Le FMI a salué un «accord sur des politiques clés», dont un «sentier de consolidation fiscale» : l’Argentine s’engage en effet à réduire progressivement son déficit fiscal de 3% en 2021 à 0,9% en 2024. Selon la directrice générale du Fonds monétaire, Kristalina Georgieva, l’accord, qui doit être encore approuvé par le conseil d’administration de l’institution et par les députés argentins, permettra de «relever les défis actuels tels que l’inflation, et assurer une croissance plus inclusive et durable pour le peuple argentin».

Le gouvernement péroniste devra cependant faire accepter à sa population les ajustements qui accompagneront la réduction des dépenses publiques. En particulier la «stratégie de réduction progressive des subventions dans le secteur de l’énergie», jugée «essentielle» par le FMI. Une hausse des tarifs du gaz et de l’électricité, située entre 17% et 20%, devrait d’ailleurs être annoncée en février. Mais vendredi, Alberto Fernández s’en est tenu à une présentation optimiste de l’accord qui, selon lui, «n’impose pas de réforme du droit du travail, n’impactera pas les services publics, ne réduira pas les dépenses sociales et respectera les investissements dans la recherche et les technologues».

Budget 2022 rejeté

L’approbation du plan par le Congrès sera un autre écueil : en novembre, à l’issue des élections de mi-mandat qui renouvelaient pour moitié la Chambre des députés, le parti au pouvoir a perdu sa majorité. La première passe d’armes entre gouvernement et opposition remonte au 17 décembre, avec le rejet du budget 2022. La principale formation de droite, Ensemble pour le changement, affirme attendre le texte d’accord définitif pour décider s’il l’approuve ou non.

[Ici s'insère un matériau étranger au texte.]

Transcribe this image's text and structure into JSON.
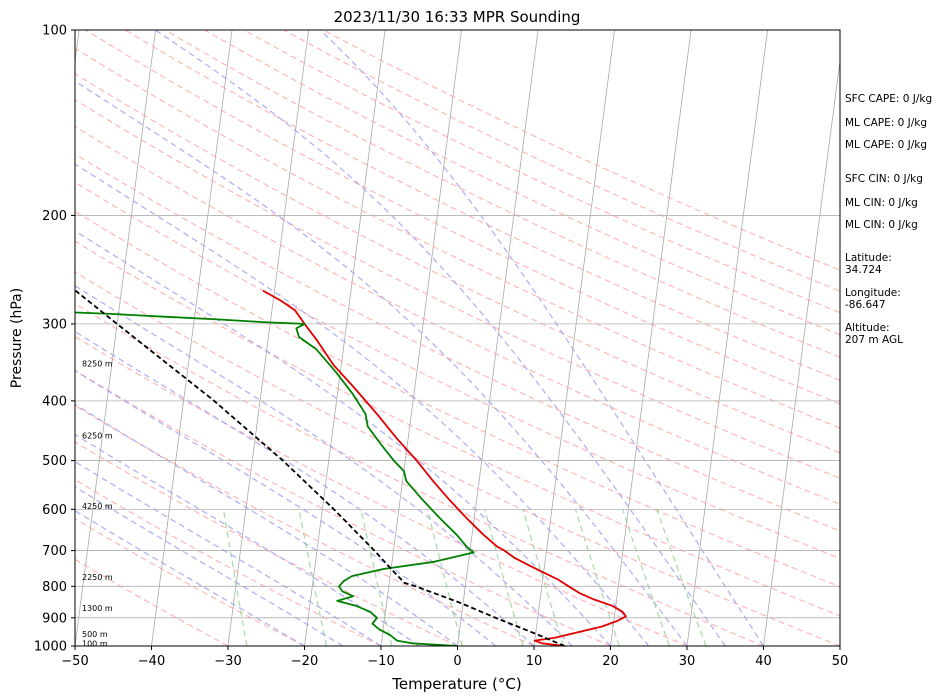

Le dernier défi pour l’Argentine est de juguler son inflation, qui a dépassé 50% en 2021, avec des perspectives sombres de 60% pour cette année. Ce n’est pas l’hyperinflation de 1989 et 1990, où les prix grimpaient de 1000% annuellement, mais ça fait mal quand même. Le recours à l’émission de monnaie a fait chuter la valeur du peso. La devise nationale s’échangeait il y a quelques jours à 223 pesos pour 1 dollar sur le marché parallèle, deux fois plus que la cotation officielle. Petit signe d’espoir : le «dólar blue» («parallèle») ne coûtait plus que 212 pesos vendredi, après l’annonce de l’accord avec le FMI.